According to data from the CBN, this shows that the Federal
Government borrowed N2.45tn from the apex bank within six months.
The N19.91tn owed the apex bank by the Federal Government is
not part of the country’s total public debt stock, which stood at N41.60tn as
of March 2022, according to the Debt Management Office.
The public debt stock only includes the debts of the Federal
Government of Nigeria, the 36 state governments, and the Federal Capital
Territory.
Ways and Means Advances is a loan facility through which the
CBN finances the shortfalls in the government’s budget.
According to Section 38 of the CBN Act, 2007, the apex bank
may grant temporary advances to the Federal Government with regard to temporary
deficiency of budget revenue at such rate of interest as the bank may
determine.
The Act read in part, “The total amount of such advances
outstanding shall not at any time exceed five per cent of the previous year’s
actual revenue of the Federal Government.
“All advances shall be repaid as soon as possible and shall,
in any event, be repayable by the end of the Federal Government financial year
in which they are granted and if such advances remain unpaid at the end of the
year, the power of the bank to grant such further advances in any subsequent
year shall not be exercisable, unless the outstanding advances have been
repaid.”
However, the CBN has said on its website that the Federal
Government’s borrowing from it through the Ways and Means Advances could have
adverse effects on the bank’s monetary policy to the detriment of domestic
prices and exchange rates.
“The direct consequence of central banks’ financing of
deficits are distortions or surges in monetary base leading to adverse effect
on domestic prices and exchange rates i.e macroeconomic instability because of
excess liquidity that has been injected into the economy,” it said.

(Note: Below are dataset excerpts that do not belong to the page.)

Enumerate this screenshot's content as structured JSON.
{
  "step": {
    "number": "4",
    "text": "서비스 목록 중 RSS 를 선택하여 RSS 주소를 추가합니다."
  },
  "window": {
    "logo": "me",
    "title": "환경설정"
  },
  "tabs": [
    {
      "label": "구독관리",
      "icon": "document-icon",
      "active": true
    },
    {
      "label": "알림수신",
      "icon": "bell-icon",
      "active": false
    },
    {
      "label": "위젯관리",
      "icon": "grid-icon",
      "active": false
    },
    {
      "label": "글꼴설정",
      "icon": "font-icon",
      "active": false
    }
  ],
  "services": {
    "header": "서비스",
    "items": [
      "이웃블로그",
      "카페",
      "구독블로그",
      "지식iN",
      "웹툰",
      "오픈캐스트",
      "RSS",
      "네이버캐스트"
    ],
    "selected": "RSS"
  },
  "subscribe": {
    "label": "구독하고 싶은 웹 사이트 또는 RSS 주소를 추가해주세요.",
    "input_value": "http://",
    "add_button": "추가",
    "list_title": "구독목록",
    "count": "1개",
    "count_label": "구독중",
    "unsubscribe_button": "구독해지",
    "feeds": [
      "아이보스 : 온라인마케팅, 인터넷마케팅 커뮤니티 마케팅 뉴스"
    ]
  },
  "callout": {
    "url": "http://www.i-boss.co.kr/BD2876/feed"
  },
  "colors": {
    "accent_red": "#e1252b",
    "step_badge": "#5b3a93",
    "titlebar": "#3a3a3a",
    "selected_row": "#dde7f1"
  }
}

The World Bank had, in November last year, warned the
Nigerian government against financing deficits by borrowing from the CBN
through the Ways and Means Advances, saying this put fiscal pressures on the
country’s expenditures.
Despite warnings from experts and organisations, the Federal
Government has kept borrowing from the CBN to fund budget deficits.
The PUNCH had reported that the Federal Government paid an
interest of N2.03tn from January 2020 to November 2021 on the loans it got from
the CBN through the Ways and Means Advances.
It was also reported that Federal Government paid an
interest of N405.93bn from January 2022 to April 2022 on the loans it got from
the CBN.
The Managing Director/Chief Executive Officer, Cowry Asset
Management Limited, Mr Johnson Chukwu, said the central bank lending put
pressure on the exchange rate and the inflation rate, with “liquidity that has
no productivity attached to it coming into the system.”
A development economist, Aliyu Ilias, said the refusal of
the government to remove petrol subsidy had significantly increased
expenditure, forcing the government to resort to borrowing to close its
widening fiscal deficit.
He advised the government to seek better ways of generating
revenue, such as widening its tax net and privatising its assets.